Song, who also serves as co-coordinator of the Asian American Studies Program at Boston College, noted that writing and researching about the events at Virginia Tech gave him an emotional distance from the tragedy.

“The healthiest thing I can do is write about it,” Song said. “I wanted to work through some of these issues while they were still fresh in my mind.”

In his lecture, Song said that the press initially presented Cho, a South Korean citizen with U.S. permanent resident status, as a foreigner. These initial attempts to racialize Cho largely failed, he said. Cho’s status as a socially isolated, depressed individual was more prominent in the media than his nationality, Song said, noting that even one of Cho’s classmates said he “seemed the stereotype of a school shooter.”

Song found it troubling that the South Korean government response took the opposite approach.

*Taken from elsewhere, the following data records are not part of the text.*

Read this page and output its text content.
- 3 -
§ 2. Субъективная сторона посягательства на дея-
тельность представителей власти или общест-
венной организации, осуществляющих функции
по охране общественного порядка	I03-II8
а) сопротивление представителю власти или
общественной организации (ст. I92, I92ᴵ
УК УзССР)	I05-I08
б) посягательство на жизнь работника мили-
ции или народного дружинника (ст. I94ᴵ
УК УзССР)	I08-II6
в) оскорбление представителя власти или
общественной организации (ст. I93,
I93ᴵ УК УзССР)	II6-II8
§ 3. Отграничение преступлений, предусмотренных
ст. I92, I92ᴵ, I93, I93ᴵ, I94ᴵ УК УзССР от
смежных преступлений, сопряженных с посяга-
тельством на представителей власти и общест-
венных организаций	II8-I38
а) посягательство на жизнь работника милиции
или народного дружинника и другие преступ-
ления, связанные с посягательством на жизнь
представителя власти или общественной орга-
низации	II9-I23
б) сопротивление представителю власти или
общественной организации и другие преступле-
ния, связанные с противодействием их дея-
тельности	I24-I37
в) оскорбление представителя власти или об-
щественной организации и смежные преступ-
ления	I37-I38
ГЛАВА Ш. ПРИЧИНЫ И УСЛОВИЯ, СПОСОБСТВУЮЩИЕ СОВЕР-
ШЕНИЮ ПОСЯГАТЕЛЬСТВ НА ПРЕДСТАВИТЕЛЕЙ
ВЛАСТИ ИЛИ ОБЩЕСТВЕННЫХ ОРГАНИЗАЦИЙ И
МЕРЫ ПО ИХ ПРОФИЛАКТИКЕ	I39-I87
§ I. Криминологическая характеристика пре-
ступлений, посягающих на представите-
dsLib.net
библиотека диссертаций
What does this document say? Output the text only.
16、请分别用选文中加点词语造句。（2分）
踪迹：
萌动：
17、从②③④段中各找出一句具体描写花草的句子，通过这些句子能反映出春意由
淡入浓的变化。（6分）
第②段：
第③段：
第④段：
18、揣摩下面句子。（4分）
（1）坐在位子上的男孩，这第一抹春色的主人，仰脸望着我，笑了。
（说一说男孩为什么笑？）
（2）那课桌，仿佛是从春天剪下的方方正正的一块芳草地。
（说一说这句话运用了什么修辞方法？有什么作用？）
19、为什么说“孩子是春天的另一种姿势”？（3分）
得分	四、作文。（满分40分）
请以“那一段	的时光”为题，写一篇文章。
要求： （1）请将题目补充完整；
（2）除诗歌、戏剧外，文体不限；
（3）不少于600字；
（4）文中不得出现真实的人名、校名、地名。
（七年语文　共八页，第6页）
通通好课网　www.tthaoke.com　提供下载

South Korea’s ambassador to the United States asked Koreans living in America to fast for repentance.

“I think the Korean government response went too far,” Song said. “There was an immediate claiming of responsibility.”

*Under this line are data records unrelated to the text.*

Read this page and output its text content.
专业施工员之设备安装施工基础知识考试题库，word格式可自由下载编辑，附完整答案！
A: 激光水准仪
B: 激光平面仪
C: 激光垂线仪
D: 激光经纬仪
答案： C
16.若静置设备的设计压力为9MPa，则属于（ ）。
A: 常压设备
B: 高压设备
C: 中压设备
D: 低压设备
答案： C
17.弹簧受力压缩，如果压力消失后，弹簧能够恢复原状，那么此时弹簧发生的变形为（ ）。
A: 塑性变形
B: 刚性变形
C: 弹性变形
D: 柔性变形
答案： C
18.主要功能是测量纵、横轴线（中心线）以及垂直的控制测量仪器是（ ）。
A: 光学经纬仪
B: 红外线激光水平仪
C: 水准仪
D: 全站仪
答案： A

Song also mentioned that Cho might have felt the pressure of what he called the “Asian immigrant redemption narrative.” This narrative describes the idea that the self-sacrifice of one generation is redeemed by the next generation’s educational success.

Another idea Song presented was the prediction that though the events of Virginia Tech were certainly tragic, they would soon fade into the background.

“Like any spectacle, the tragedy is easily seen as something far removed,” Song said. “In a few years time the Virginia Tech massacre will be remembered in the way Columbine or the sniper event of Washington D.C. are.”

It was evident during the question and answer session that followed Song’s lecture and from later comments from students that many had already been thinking about some of the issues he had raised. Esther Kim ’07 said she appreciated the fact that Song addressed the issue of racialization.

“I almost felt pressured to feel guilty,” Kim said, offering her perspective as a Korean American student.

Kim was among several students who attended the event as a requirement for Professor Ellen Widmer’s Introduction to Korean Literature class. Students in Widmer’s class had previously read Song’s book “Strange Future: Pessimism and the 1992 Los Angeles Riots.”

Widmer, who had arranged for Song to lecture, said she was pleased with Song’s lecture, as it echoed her class’s most recent discussions.

“It was not a talk that was trying to lay down rules,” Widmer said. “That kind of openness is unusual.”